Movies

Grab the Tissues: Kate Winslet’s New Netflix Drama Is This Christmas’s Must-Watch Tearjerker

Grab the Tissues: Kate Winslet’s New Netflix Drama Is This Christmas’s Must-Watch Tearjerker
Image credit: Legion-Media

Kate Winslet is aiming straight for your tear ducts this Christmas. Fresh off Avatar and a 2024 HBO triumph, the Titanic star leads a new Netflix drama poised to be the season’s definitive weepie.

Kate Winslet has a new Netflix movie, and it is squarely aimed at your tear ducts for the holidays. She directed it, she stars in it, and the whole thing unfolds right before Christmas. Consider this your heads-up to stock tissues.

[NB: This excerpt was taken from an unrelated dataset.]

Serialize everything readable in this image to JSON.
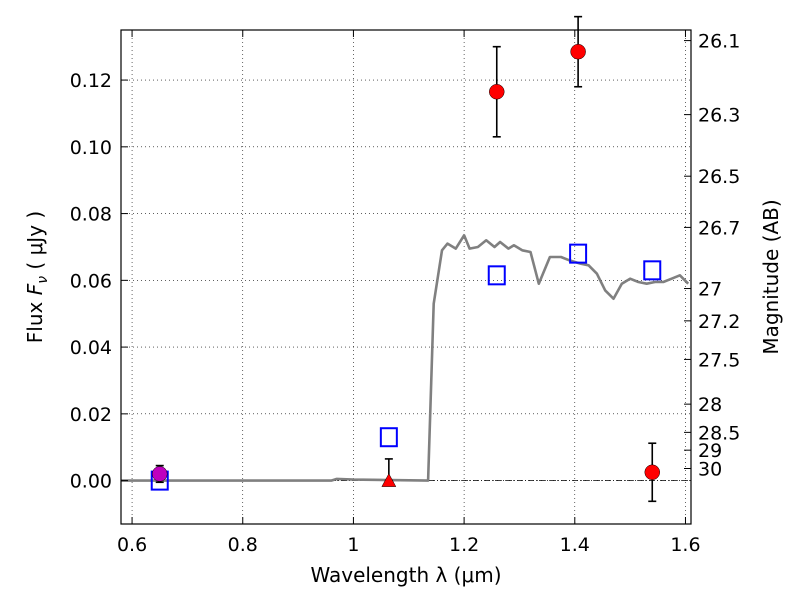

Quick Winslet refresher while we are here: she is still Rose from 'Titanic' for a lot of people, she plays Ronal in James Cameron's ongoing 'Avatar' saga (the most recent one is currently in U.S. theaters), and she led the 2024 miniseries 'The Regime' on Max.

What is 'Goodbye June'?

It is Winslet's feature directorial debut, now streaming on Netflix. The script is written by her son, Joe Anders, and it follows a family forced to actually deal with each other when the matriarch, played by Helen Mirren, is diagnosed with terminal cancer. It is set in December, so yes, this one is firmly in the Christmas-adjacent category. And just to clarify the title: 'June' is the mother's name, not the month.

'The film takes place just before Christmas, when an unexpected turn in their mother's health thrusts four adult siblings and their exasperating father into chaos as they navigate messy family dynamics in the face of potential loss. But their quick-witted mother, June, orchestrates her decline on her own terms - with biting humour, blunt honesty, and a lot of love.'

Who is in it

  • Kate Winslet
  • Helen Mirren
  • Toni Collette
  • Andrea Riseborough
  • Johnny Flynn
  • Timothy Spall
  • ...and more

Winslet on what the movie is really about

Speaking to Netflix Tudum, Winslet summed up the heart of the film in a way that should make sense to anyone with a complicated family (so, everyone):

'It is about the human condition. I hope that people will recognize themselves in the characters. It is a film about family. Some of our most complicated relationships in life are with the people we love the most in the world, the people we are closest to, the people we need the most for support and care. In the UK, we struggle when talking about death. The power of a good goodbye is to remember to love each other in the present.'

Where to watch

'Goodbye June' is streaming now on Netflix.